In der ersten Bastion war ein großes Stück sehr einfach mit Beton renoviert worden, sodass es in dem vorderen Bereich keine wirklich guten Hangplätze gab. Wir mussten aber nicht weit in die Gewölbe gehen, um die ersten freihängenden Tiere zu finden – Mausohren. Sie hatten es sich in einigen der breiteren Spalten und auch einfach so an der Decke bequem gemacht und waren unser erster Fund hier vor Ort.

Es dauerte aber auch gar nicht lange, bis wir einer weiteren „neuen“ Art begegneten: in einem aufgehängten Quartierstein wuselte es nämlich nur so vor sich hin! Allein an der Größe ließen sich diese Zwergfledermäuse erkennen und sie schauten von da oben genauso putzig herunter, wie ich es vom Sommer her kannte. Da die Zwergis so klein sind, gehören sie zu den Arten, die sich nicht genug anfressen können, um den ganzen Winter durchzuhalten, und fliegen daher auch in den kalten Monaten immer dann aus, wenn es ein bisschen wärmer wird und vielleicht doch mal noch ein Insekt zu finden ist. Daher schlafen sie auch nicht so tief wie die anderen und schauten uns entsprechend deutlich schneller interessiert an.

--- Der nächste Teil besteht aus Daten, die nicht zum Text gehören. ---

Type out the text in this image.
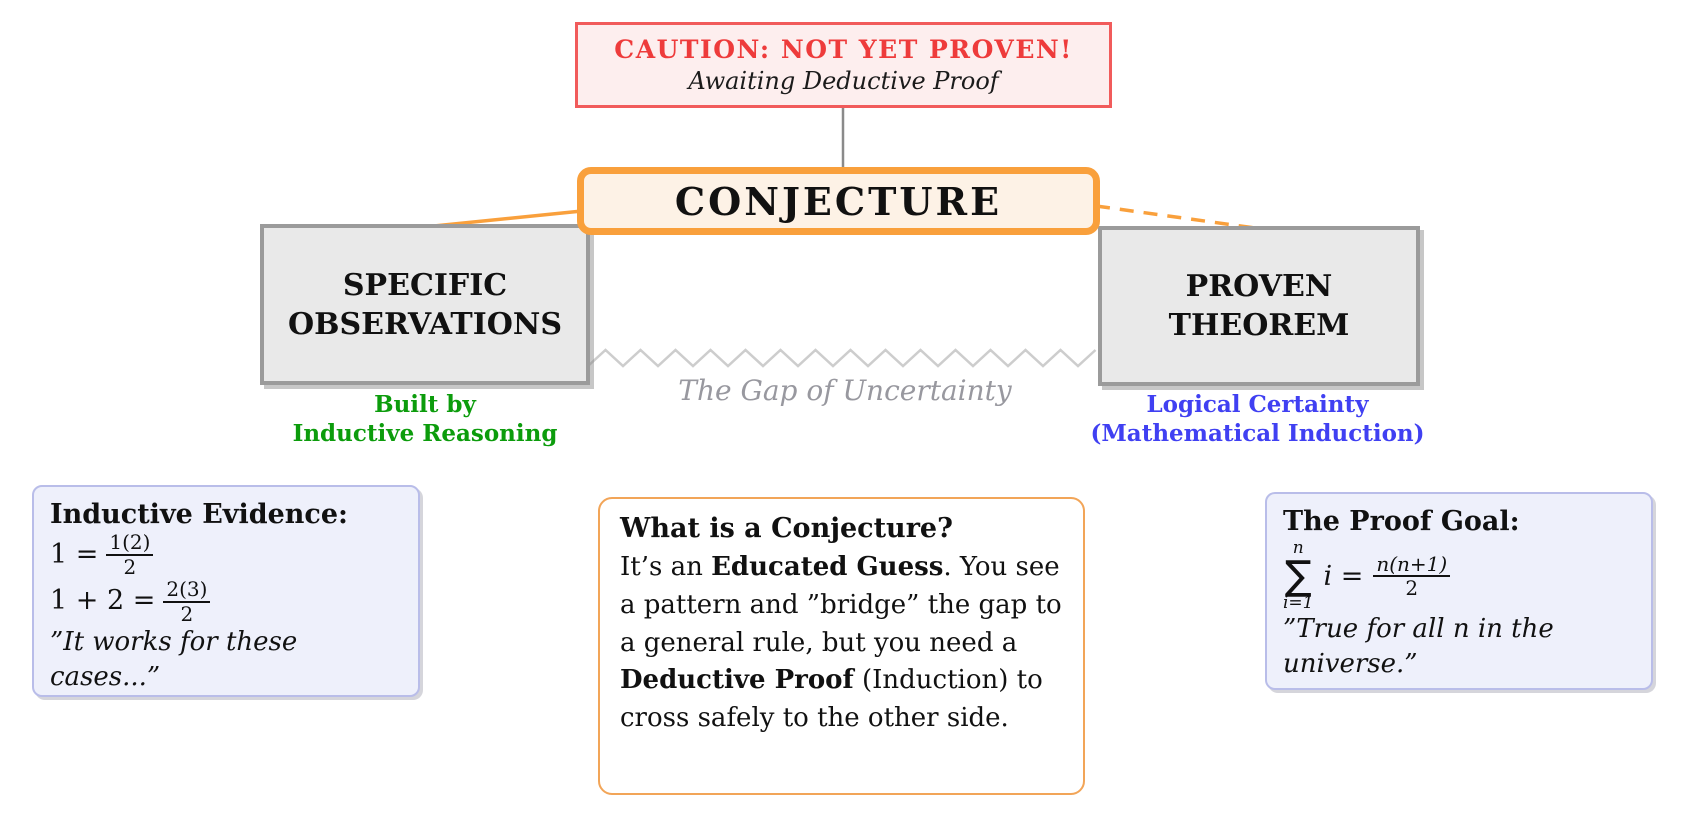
CAUTION: NOT YET PROVEN!
Awaiting Deductive Proof
CONJECTURE
SPECIFIC
OBSERVATIONS
PROVEN
THEOREM
The Gap of Uncertainty
Built by
Inductive Reasoning
Logical Certainty
(Mathematical Induction)
Inductive Evidence:
$1 = \frac{1(2)}{2}$
$1 + 2 = \frac{2(3)}{2}$
”It works for these
cases...”
What is a Conjecture?

It’s an Educated Guess. You see a pattern and ”bridge” the gap to a general rule, but you need a Deductive Proof (Induction) to cross safely to the other side.

The Proof Goal:
n
∑
i=1
$i = \frac{n(n+1)}{2}$
”True for all n in the
universe.”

Das war aber bei Weitem noch nicht alles, was wir hier entdecken konnten. Wieder gab es einige Wasser- und Fransenfledermäuse zu sehen, sodass wir hier die Unterscheidung noch besser lernen konnten, aber auch die süßen Mopsgesichter kamen häufiger vor – und die Breitflügelfledermäuse. Diese Art konnten wir hier nun deutlich genauer anschauen und nach einigen Sichtungen wurden uns die Tiere auch bekannter.

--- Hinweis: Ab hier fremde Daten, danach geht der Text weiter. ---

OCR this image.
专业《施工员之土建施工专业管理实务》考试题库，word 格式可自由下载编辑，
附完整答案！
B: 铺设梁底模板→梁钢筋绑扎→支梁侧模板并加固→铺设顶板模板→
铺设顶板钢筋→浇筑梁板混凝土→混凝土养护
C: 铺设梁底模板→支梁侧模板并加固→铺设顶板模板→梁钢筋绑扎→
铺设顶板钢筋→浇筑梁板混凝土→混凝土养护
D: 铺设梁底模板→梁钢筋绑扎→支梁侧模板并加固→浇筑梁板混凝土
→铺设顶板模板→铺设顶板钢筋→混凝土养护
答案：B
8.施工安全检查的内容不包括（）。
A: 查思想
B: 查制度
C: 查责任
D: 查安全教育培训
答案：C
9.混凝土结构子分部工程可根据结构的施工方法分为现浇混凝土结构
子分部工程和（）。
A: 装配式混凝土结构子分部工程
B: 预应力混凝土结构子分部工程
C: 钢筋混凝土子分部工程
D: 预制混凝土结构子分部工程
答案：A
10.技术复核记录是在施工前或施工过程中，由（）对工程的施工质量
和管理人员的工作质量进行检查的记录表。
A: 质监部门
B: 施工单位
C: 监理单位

In der zweiten Bastion wurde es dann nochmal richtig spannend, als wir ein „komisch aussehendes“ Langohr fanden. Bisher hatten wir es ja nur mit braunen Langohren zu tun gehabt, aber das hier sah irgendwie etwas anders aus – tatsächlich saß hier ein graues Langohr herum, eine sehr seltene und vom Aussterben bedrohte Art! Das war auf jeden Fall ein Highlight des Tages und brachte uns auch nochmal bei, dass man doch bei jedem Tier genau schauen sollte.

Es gab aber noch ein weiteres Highlight für mich, als wir in die untere Etage der Gewölbe gingen, in der die Decken deutlich höher und auch die schmalen Stalaktiten noch häufiger waren. Letztere hatten wir oben auch schon vorgefunden, da die Decken mit Kieseln und Kalkstein gedeckt waren und entsprechend viel Kalk durch das Wasser hereingetragen wurde – selbst nach einigen schön sonnigen Tagen tropfte es hier immer noch durchgehend von der Decke – aber hier unten wirkte der „Zapfenwald“ dichter.

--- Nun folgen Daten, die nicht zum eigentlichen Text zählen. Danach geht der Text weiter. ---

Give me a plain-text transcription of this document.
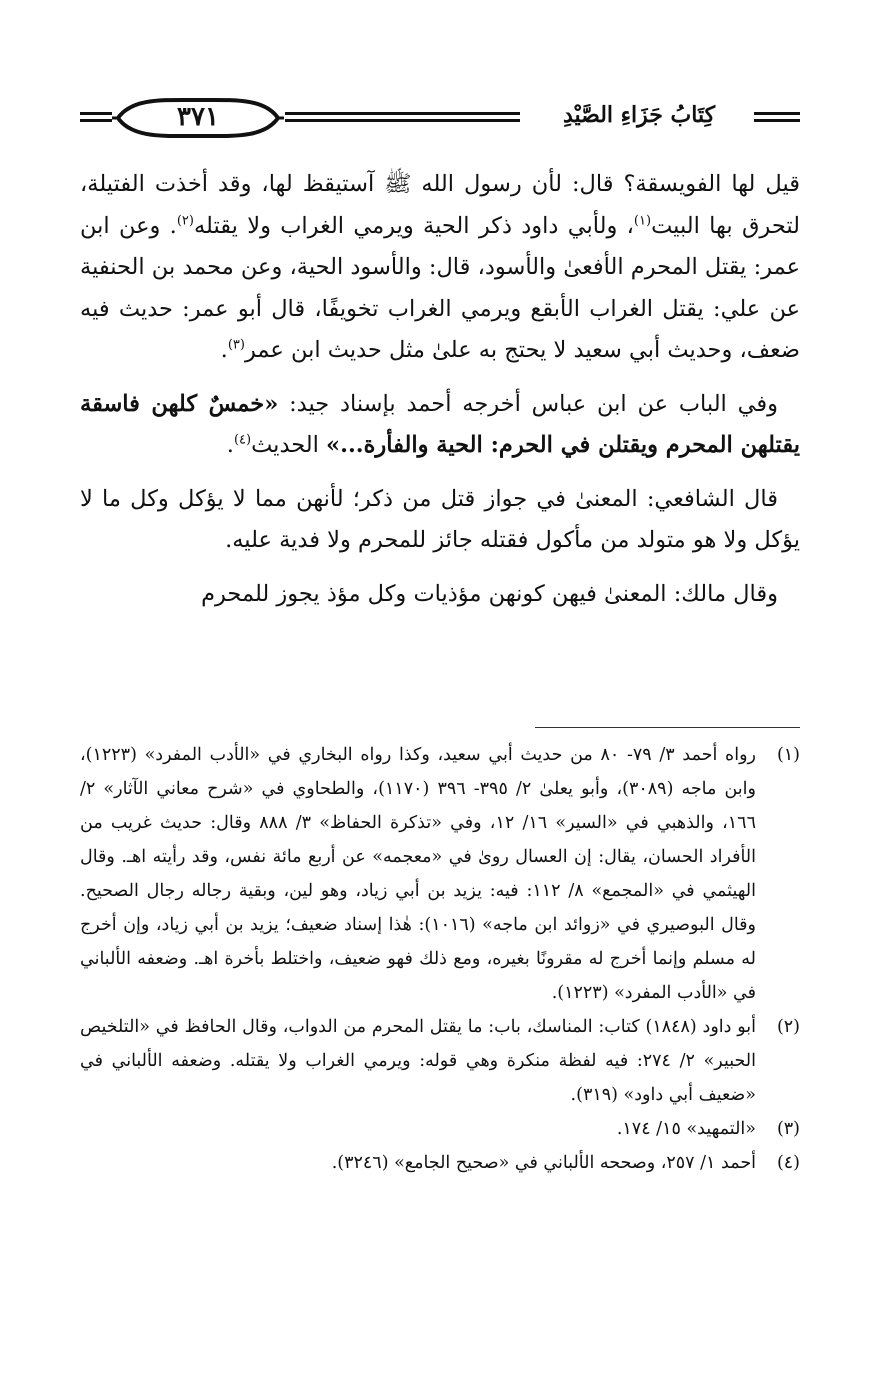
كِتَابُ جَزَاءِ الصَّيْدِ
٣٧١

قيل لها الفويسقة؟ قال: لأن رسول الله ﷺ آستيقظ لها، وقد أخذت الفتيلة، لتحرق بها البيت$^{(١)}$، ولأبي داود ذكر الحية ويرمي الغراب ولا يقتله$^{(٢)}$. وعن ابن عمر: يقتل المحرم الأفعىٰ والأسود، قال: والأسود الحية، وعن محمد بن الحنفية عن علي: يقتل الغراب الأبقع ويرمي الغراب تخويفًا، قال أبو عمر: حديث فيه ضعف، وحديث أبي سعيد لا يحتج به علىٰ مثل حديث ابن عمر$^{(٣)}$.

وفي الباب عن ابن عباس أخرجه أحمد بإسناد جيد: «خمسٌ كلهن فاسقة يقتلهن المحرم ويقتلن في الحرم: الحية والفأرة...» الحديث$^{(٤)}$.

قال الشافعي: المعنىٰ في جواز قتل من ذكر؛ لأنهن مما لا يؤكل وكل ما لا يؤكل ولا هو متولد من مأكول فقتله جائز للمحرم ولا فدية عليه.

وقال مالك: المعنىٰ فيهن كونهن مؤذيات وكل مؤذ يجوز للمحرم

(١)
رواه أحمد ٣/ ٧٩- ٨٠ من حديث أبي سعيد، وكذا رواه البخاري في «الأدب المفرد» (١٢٢٣)، وابن ماجه (٣٠٨٩)، وأبو يعلىٰ ٢/ ٣٩٥- ٣٩٦ (١١٧٠)، والطحاوي في «شرح معاني الآثار» ٢/ ١٦٦، والذهبي في «السير» ١٦/ ١٢، وفي «تذكرة الحفاظ» ٣/ ٨٨٨ وقال: حديث غريب من الأفراد الحسان، يقال: إن العسال روىٰ في «معجمه» عن أربع مائة نفس، وقد رأيته اهـ. وقال الهيثمي في «المجمع» ٨/ ١١٢: فيه: يزيد بن أبي زياد، وهو لين، وبقية رجاله رجال الصحيح. وقال البوصيري في «زوائد ابن ماجه» (١٠١٦): هٰذا إسناد ضعيف؛ يزيد بن أبي زياد، وإن أخرج له مسلم وإنما أخرج له مقرونًا بغيره، ومع ذلك فهو ضعيف، واختلط بأخرة اهـ. وضعفه الألباني في «الأدب المفرد» (١٢٢٣).
(٢)
أبو داود (١٨٤٨) كتاب: المناسك، باب: ما يقتل المحرم من الدواب، وقال الحافظ في «التلخيص الحبير» ٢/ ٢٧٤: فيه لفظة منكرة وهي قوله: ويرمي الغراب ولا يقتله. وضعفه الألباني في «ضعيف أبي داود» (٣١٩).
(٣)
«التمهيد» ١٥/ ١٧٤.
(٤)
أحمد ١/ ٢٥٧، وصححه الألباني في «صحيح الجامع» (٣٢٤٦).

Decke der unteren Gewölbe mit lauter Kalksteinzapfen und dazwischen einer Fledermaus (© Cornelia Hebrank, 2025)
Der Zapfenwald mit einer einzelnen klar schwarzen Mopsfledermaus – eine ganz besondere Atmosphäre! (© Cornelia Hebrank, 2025)

Mit der Dunkelheit, die nur durch die Lichtkegel unserer Taschenlampen durchbrochen wurde, und dem Hall des Gewölbes, das unsere Schritte und die Tropfen noch unterstrich, war die Stimmung hier unten eine ganz besondere. Es kam mir ein bisschen wie eine Mischung aus einer Kirche und einer Höhle vor, und die einzelnen freihängenden Fledermäuse zwischen den weißen, spitzen Stalaktiten verstärkten meine Ehrfurcht für dieses alte Gemäuer nur noch mehr…

Methodik und Lernfortschritte

Aber natürlich ging es bei diesen Exkursionen nicht nur um putzige schlafende Fledermäuse, sondern vor Allem darum, dass wir die relevante Methodik lernen, um in der Zukunft auch selber mal eine solche Zählung vornehmen zu können. Schließlich wird der Großteil dieser Arbeit von Ehrenamtlichen erledigt und da wäre es häufig hilfreich, wenn man sich die Einsätze besser aufteilen könnte.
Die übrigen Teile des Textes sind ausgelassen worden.